If all three knives are set even with the outfeed table across the width of the outfeed table, as described by TungOil and the heel of the bevel does not rise above the outfeed table, as described by Aj2, then I can only think of one other cause. The infeed table could be angled and thus not co-planar with the outfeed table. If the infeed table is higher at the cutter head than at the opposite end of the infeed table, this slight angle might produce the affect you are seeing.
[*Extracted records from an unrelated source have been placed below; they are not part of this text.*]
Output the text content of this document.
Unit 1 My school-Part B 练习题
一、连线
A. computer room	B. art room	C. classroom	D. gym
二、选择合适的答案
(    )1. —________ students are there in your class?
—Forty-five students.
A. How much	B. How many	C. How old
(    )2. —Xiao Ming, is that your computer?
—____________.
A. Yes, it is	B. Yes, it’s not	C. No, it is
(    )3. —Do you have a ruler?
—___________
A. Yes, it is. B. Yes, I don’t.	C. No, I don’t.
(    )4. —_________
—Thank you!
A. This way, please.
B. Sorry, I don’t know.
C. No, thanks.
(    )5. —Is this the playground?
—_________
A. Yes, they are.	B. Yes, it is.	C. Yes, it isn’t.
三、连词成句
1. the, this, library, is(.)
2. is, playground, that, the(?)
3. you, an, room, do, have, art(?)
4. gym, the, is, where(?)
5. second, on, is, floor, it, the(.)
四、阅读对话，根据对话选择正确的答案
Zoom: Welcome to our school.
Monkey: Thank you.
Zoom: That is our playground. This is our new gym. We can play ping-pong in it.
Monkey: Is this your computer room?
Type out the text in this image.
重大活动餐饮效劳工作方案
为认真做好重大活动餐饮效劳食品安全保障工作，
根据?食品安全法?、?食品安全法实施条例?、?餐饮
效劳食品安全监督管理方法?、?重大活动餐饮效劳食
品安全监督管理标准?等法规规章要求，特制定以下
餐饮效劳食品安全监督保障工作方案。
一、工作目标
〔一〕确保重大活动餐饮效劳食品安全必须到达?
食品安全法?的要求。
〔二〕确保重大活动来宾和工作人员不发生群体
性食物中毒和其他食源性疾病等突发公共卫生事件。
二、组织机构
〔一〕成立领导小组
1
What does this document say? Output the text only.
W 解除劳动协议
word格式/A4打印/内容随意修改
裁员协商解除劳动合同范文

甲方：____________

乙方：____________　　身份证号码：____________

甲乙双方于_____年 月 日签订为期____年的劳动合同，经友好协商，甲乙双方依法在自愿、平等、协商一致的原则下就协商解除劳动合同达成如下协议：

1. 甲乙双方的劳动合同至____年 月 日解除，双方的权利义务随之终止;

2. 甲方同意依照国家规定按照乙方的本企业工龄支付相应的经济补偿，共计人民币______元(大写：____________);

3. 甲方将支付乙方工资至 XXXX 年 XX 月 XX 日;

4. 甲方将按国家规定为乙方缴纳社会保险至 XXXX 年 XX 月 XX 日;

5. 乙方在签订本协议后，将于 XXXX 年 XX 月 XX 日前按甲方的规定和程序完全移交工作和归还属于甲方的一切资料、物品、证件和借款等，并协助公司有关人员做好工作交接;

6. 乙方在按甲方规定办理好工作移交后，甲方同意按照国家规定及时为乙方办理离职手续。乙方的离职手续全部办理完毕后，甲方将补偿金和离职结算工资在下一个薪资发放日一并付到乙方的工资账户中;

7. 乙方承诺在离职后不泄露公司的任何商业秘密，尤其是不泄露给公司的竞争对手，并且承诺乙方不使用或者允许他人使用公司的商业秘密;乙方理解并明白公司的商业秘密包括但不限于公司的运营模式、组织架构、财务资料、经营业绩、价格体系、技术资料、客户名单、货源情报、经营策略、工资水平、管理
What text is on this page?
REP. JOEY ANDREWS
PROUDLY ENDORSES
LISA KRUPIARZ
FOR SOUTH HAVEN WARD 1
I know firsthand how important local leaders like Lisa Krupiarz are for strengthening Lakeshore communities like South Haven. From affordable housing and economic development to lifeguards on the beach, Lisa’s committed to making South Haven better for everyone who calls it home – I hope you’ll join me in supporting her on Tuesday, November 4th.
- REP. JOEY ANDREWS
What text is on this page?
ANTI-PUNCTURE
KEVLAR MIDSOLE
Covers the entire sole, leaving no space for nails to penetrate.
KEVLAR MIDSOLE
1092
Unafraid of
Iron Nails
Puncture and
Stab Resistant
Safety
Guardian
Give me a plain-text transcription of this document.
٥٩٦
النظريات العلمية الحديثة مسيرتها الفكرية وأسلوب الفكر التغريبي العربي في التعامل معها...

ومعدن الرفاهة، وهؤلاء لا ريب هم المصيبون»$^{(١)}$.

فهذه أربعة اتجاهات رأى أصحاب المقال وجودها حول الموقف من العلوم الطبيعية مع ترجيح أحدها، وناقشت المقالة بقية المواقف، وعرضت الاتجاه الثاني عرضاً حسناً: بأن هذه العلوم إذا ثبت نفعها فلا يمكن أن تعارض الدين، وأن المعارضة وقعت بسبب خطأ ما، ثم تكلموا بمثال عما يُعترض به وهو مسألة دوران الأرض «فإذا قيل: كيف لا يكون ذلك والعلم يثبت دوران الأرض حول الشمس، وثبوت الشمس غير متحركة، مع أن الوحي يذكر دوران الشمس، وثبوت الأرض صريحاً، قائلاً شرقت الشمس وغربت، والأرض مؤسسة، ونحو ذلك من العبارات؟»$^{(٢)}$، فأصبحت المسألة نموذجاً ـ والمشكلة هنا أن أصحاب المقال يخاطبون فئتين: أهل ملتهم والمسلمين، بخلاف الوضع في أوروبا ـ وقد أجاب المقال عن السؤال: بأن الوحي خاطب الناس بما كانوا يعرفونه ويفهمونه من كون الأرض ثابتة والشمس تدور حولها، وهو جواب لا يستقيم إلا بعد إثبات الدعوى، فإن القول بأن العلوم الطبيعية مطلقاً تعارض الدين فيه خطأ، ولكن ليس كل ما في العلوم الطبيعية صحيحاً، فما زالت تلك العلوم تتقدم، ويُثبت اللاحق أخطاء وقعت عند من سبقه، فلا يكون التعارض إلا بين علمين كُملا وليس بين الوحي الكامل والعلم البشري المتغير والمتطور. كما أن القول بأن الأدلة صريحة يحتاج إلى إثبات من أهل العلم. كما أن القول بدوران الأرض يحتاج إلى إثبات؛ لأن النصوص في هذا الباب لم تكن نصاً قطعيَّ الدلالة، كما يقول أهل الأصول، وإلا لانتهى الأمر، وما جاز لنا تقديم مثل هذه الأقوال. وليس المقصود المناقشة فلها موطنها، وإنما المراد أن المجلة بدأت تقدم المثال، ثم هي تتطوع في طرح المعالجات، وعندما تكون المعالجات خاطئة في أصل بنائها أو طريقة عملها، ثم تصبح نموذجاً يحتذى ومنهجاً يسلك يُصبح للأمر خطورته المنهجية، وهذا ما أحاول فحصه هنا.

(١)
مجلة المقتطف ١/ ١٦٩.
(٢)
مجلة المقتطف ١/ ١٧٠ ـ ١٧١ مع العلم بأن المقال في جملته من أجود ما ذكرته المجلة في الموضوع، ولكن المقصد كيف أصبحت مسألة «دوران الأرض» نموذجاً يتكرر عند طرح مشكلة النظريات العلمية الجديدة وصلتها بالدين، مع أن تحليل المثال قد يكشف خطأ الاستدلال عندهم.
Coplanar outfeed/infeed tables can be checked reasonably accurately with a straight 4’ (or better yet, 6’) level. The infeed table could be raised so that the infeed table is even with the outfeed table at the cutter head. After moving the knives out of the way, the level should set flat and in full contact with both the infeed and outfeed tables all along the infeed table. One end of the level should be positioned as close to the end of the infeed table as possible while remaining on the immovable and un-adjustable outfeed table. If the level rocks anywhere across the width of the bed or daylight is seen under the level on the outfeed table, then the infeed table is not co-plane with the outfeed table.

View John_G's profile

John_G

165 posts in 2685 days


#5 posted 02-19-2017 09:33 PM

thanks for all your suggestions everyone. i ended up just moving the knives up a bit just like TungOil suggested and that seems to have fixed it. I think there’s still an alignment issue with it but moving thing up just a hair seems to have either solved that or just covered it up. Either way things are coming off it 90deg now and NOT ramping up up the end of the outfeed table.

-- John Gray

View Aj2's profile

Aj2

1381 posts in 1791 days


#6 posted 02-20-2017 01:32 PM

Good to hear nice catch ting oil.
Might want to start looking for a jointer with a adjustable outfeed table.That way you can lower the outfeed table esp when the knifes start getting dull but still cut.
I had a similar jointer for many years before the Internet.Theres no need to suffer anymore :)

Aj

-- Aj

View JohnDon's profile

JohnDon

66 posts in 1163 days


#7 posted 02-21-2017 12:13 AM

Get a copy of “Care and Repair of Shop Machines” by John White. He gives a practical, clear, and extensive description of jointer setup and adjustment, along with other woodworking equipment. I can’t recommend the book highly enough.